Fluoroquinolones in the Management of Community-acquired Pneumonia in Primary Care

Brian Wispelwey; Katherine R Schafer

Disclosures

Expert Rev Anti Infect Ther. 2010;8(11):1259-1271. 

In This Article

Expert Commentary

Community-aquired pneumonia is associated with a high degree of morbidity and mortality, and the initial diagnosis and treatment decision, which usually lies with the PCP, is crucial. Although rapid treatment initiation (≤4 h, as per IDSA guideline recommendations) is of utmost importance, antibiotic therapy should only be initiated after a correct diagnosis is established. This helps ensure that a patient will not receive unnecessary treatment and can also help prevent the emergence of drug-resistant organisms. The respiratory fluoroquinolones (levofloxacin, moxifloxacin and gemifloxacin) are recommended by the IDSA/ATS for the treatment of CAP complicated by comorbidities or penicillin allergy.
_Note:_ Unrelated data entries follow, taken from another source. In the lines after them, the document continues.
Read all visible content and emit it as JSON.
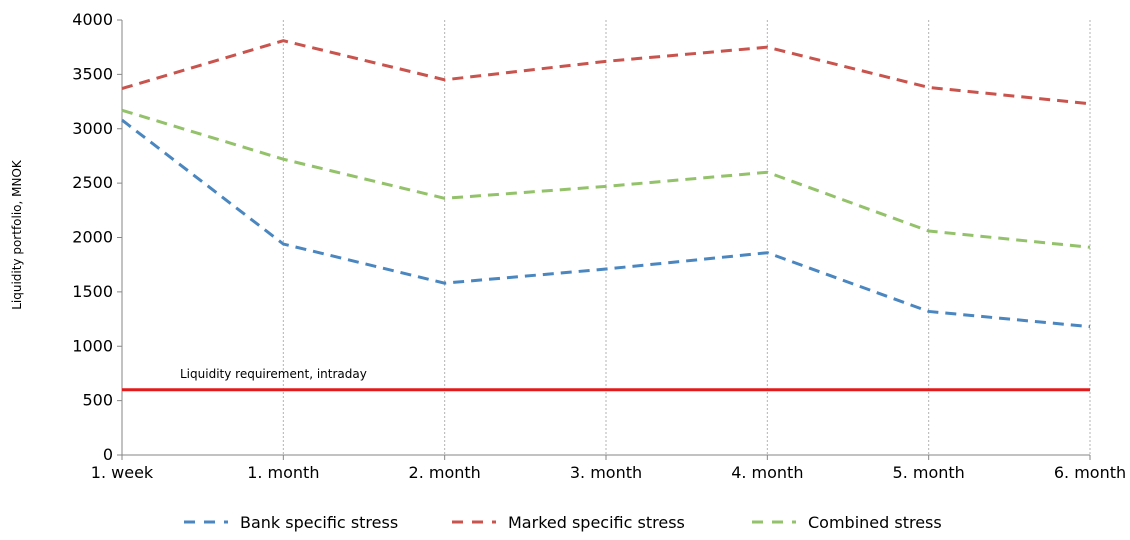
{
  "chart_data": {
    "type": "line",
    "categories": [
      "1. week",
      "1. month",
      "2. month",
      "3. month",
      "4. month",
      "5. month",
      "6. month"
    ],
    "ylabel": "Liquidity portfolio, MNOK",
    "ylim": [
      0,
      4000
    ],
    "yticks": [
      0,
      500,
      1000,
      1500,
      2000,
      2500,
      3000,
      3500,
      4000
    ],
    "grid": "vertical dotted",
    "legend_position": "bottom",
    "series": [
      {
        "name": "Bank specific stress",
        "color": "#4a86bf",
        "style": "dashed",
        "values": [
          3080,
          1940,
          1580,
          1710,
          1860,
          1320,
          1180
        ]
      },
      {
        "name": "Marked specific stress",
        "color": "#c9534d",
        "style": "dashed",
        "values": [
          3370,
          3810,
          3450,
          3620,
          3750,
          3380,
          3230
        ]
      },
      {
        "name": "Combined stress",
        "color": "#93c26a",
        "style": "dashed",
        "values": [
          3170,
          2720,
          2360,
          2470,
          2600,
          2060,
          1910
        ]
      }
    ],
    "reference_line": {
      "label": "Liquidity requirement, intraday",
      "value": 600,
      "color": "#e3191c"
    }
  }
}
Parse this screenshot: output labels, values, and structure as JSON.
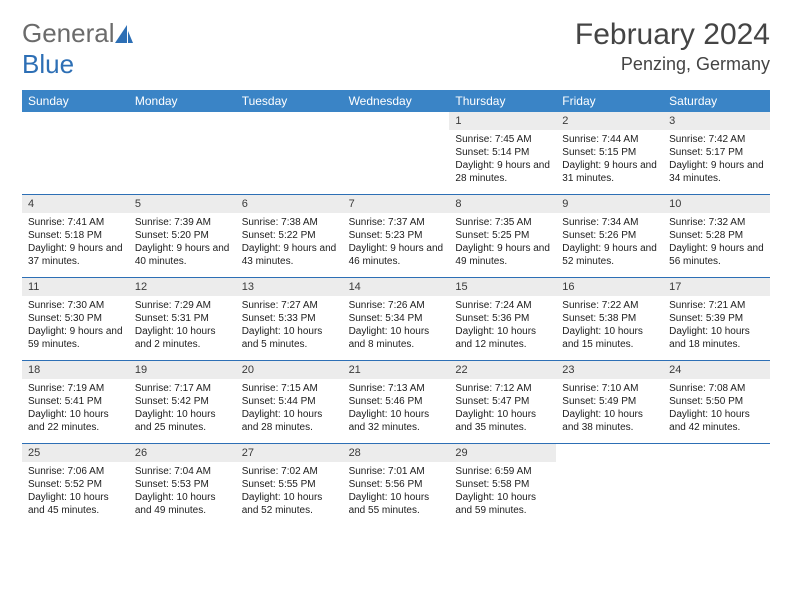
{
  "brand": {
    "part1": "General",
    "part2": "Blue"
  },
  "title": "February 2024",
  "location": "Penzing, Germany",
  "colors": {
    "header_bg": "#3a84c6",
    "header_text": "#ffffff",
    "accent": "#2d6fb5",
    "daynum_bg": "#ececec",
    "text": "#202020",
    "logo_gray": "#6b6b6b"
  },
  "weekdays": [
    "Sunday",
    "Monday",
    "Tuesday",
    "Wednesday",
    "Thursday",
    "Friday",
    "Saturday"
  ],
  "weeks": [
    [
      null,
      null,
      null,
      null,
      {
        "n": "1",
        "sr": "Sunrise: 7:45 AM",
        "ss": "Sunset: 5:14 PM",
        "dl": "Daylight: 9 hours and 28 minutes."
      },
      {
        "n": "2",
        "sr": "Sunrise: 7:44 AM",
        "ss": "Sunset: 5:15 PM",
        "dl": "Daylight: 9 hours and 31 minutes."
      },
      {
        "n": "3",
        "sr": "Sunrise: 7:42 AM",
        "ss": "Sunset: 5:17 PM",
        "dl": "Daylight: 9 hours and 34 minutes."
      }
    ],
    [
      {
        "n": "4",
        "sr": "Sunrise: 7:41 AM",
        "ss": "Sunset: 5:18 PM",
        "dl": "Daylight: 9 hours and 37 minutes."
      },
      {
        "n": "5",
        "sr": "Sunrise: 7:39 AM",
        "ss": "Sunset: 5:20 PM",
        "dl": "Daylight: 9 hours and 40 minutes."
      },
      {
        "n": "6",
        "sr": "Sunrise: 7:38 AM",
        "ss": "Sunset: 5:22 PM",
        "dl": "Daylight: 9 hours and 43 minutes."
      },
      {
        "n": "7",
        "sr": "Sunrise: 7:37 AM",
        "ss": "Sunset: 5:23 PM",
        "dl": "Daylight: 9 hours and 46 minutes."
      },
      {
        "n": "8",
        "sr": "Sunrise: 7:35 AM",
        "ss": "Sunset: 5:25 PM",
        "dl": "Daylight: 9 hours and 49 minutes."
      },
      {
        "n": "9",
        "sr": "Sunrise: 7:34 AM",
        "ss": "Sunset: 5:26 PM",
        "dl": "Daylight: 9 hours and 52 minutes."
      },
      {
        "n": "10",
        "sr": "Sunrise: 7:32 AM",
        "ss": "Sunset: 5:28 PM",
        "dl": "Daylight: 9 hours and 56 minutes."
      }
    ],
    [
      {
        "n": "11",
        "sr": "Sunrise: 7:30 AM",
        "ss": "Sunset: 5:30 PM",
        "dl": "Daylight: 9 hours and 59 minutes."
      },
      {
        "n": "12",
        "sr": "Sunrise: 7:29 AM",
        "ss": "Sunset: 5:31 PM",
        "dl": "Daylight: 10 hours and 2 minutes."
      },
      {
        "n": "13",
        "sr": "Sunrise: 7:27 AM",
        "ss": "Sunset: 5:33 PM",
        "dl": "Daylight: 10 hours and 5 minutes."
      },
      {
        "n": "14",
        "sr": "Sunrise: 7:26 AM",
        "ss": "Sunset: 5:34 PM",
        "dl": "Daylight: 10 hours and 8 minutes."
      },
      {
        "n": "15",
        "sr": "Sunrise: 7:24 AM",
        "ss": "Sunset: 5:36 PM",
        "dl": "Daylight: 10 hours and 12 minutes."
      },
      {
        "n": "16",
        "sr": "Sunrise: 7:22 AM",
        "ss": "Sunset: 5:38 PM",
        "dl": "Daylight: 10 hours and 15 minutes."
      },
      {
        "n": "17",
        "sr": "Sunrise: 7:21 AM",
        "ss": "Sunset: 5:39 PM",
        "dl": "Daylight: 10 hours and 18 minutes."
      }
    ],
    [
      {
        "n": "18",
        "sr": "Sunrise: 7:19 AM",
        "ss": "Sunset: 5:41 PM",
        "dl": "Daylight: 10 hours and 22 minutes."
      },
      {
        "n": "19",
        "sr": "Sunrise: 7:17 AM",
        "ss": "Sunset: 5:42 PM",
        "dl": "Daylight: 10 hours and 25 minutes."
      },
      {
        "n": "20",
        "sr": "Sunrise: 7:15 AM",
        "ss": "Sunset: 5:44 PM",
        "dl": "Daylight: 10 hours and 28 minutes."
      },
      {
        "n": "21",
        "sr": "Sunrise: 7:13 AM",
        "ss": "Sunset: 5:46 PM",
        "dl": "Daylight: 10 hours and 32 minutes."
      },
      {
        "n": "22",
        "sr": "Sunrise: 7:12 AM",
        "ss": "Sunset: 5:47 PM",
        "dl": "Daylight: 10 hours and 35 minutes."
      },
      {
        "n": "23",
        "sr": "Sunrise: 7:10 AM",
        "ss": "Sunset: 5:49 PM",
        "dl": "Daylight: 10 hours and 38 minutes."
      },
      {
        "n": "24",
        "sr": "Sunrise: 7:08 AM",
        "ss": "Sunset: 5:50 PM",
        "dl": "Daylight: 10 hours and 42 minutes."
      }
    ],
    [
      {
        "n": "25",
        "sr": "Sunrise: 7:06 AM",
        "ss": "Sunset: 5:52 PM",
        "dl": "Daylight: 10 hours and 45 minutes."
      },
      {
        "n": "26",
        "sr": "Sunrise: 7:04 AM",
        "ss": "Sunset: 5:53 PM",
        "dl": "Daylight: 10 hours and 49 minutes."
      },
      {
        "n": "27",
        "sr": "Sunrise: 7:02 AM",
        "ss": "Sunset: 5:55 PM",
        "dl": "Daylight: 10 hours and 52 minutes."
      },
      {
        "n": "28",
        "sr": "Sunrise: 7:01 AM",
        "ss": "Sunset: 5:56 PM",
        "dl": "Daylight: 10 hours and 55 minutes."
      },
      {
        "n": "29",
        "sr": "Sunrise: 6:59 AM",
        "ss": "Sunset: 5:58 PM",
        "dl": "Daylight: 10 hours and 59 minutes."
      },
      null,
      null
    ]
  ]
}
All three fluoroquinolones have high antimicrobial activity and good pharmacokinetic and pharmacodynamic profiles against S. pneumoniae, the most common cause of CAP. In addition, both moxifloxacin and levofloxacin have efficient penetration into the site of infection. Although fluoroquinolone resistance in common CAP pathogens have been reported, studies show that moxifloxacin and levfloxacin are effective against resistant strains of S. pneumoniae. Overall, the fluoroquinolones have been shown to be safe and effective in patients with CAP, either as monotherapy or in combination with other antibiotics. Furthermore, clinical studies have shown that by increasing dosage, therapy duration may be shortened from 10 to 5 days without sacrificing efficacy or safety, which may improve medication compliance while shortening drug exposure.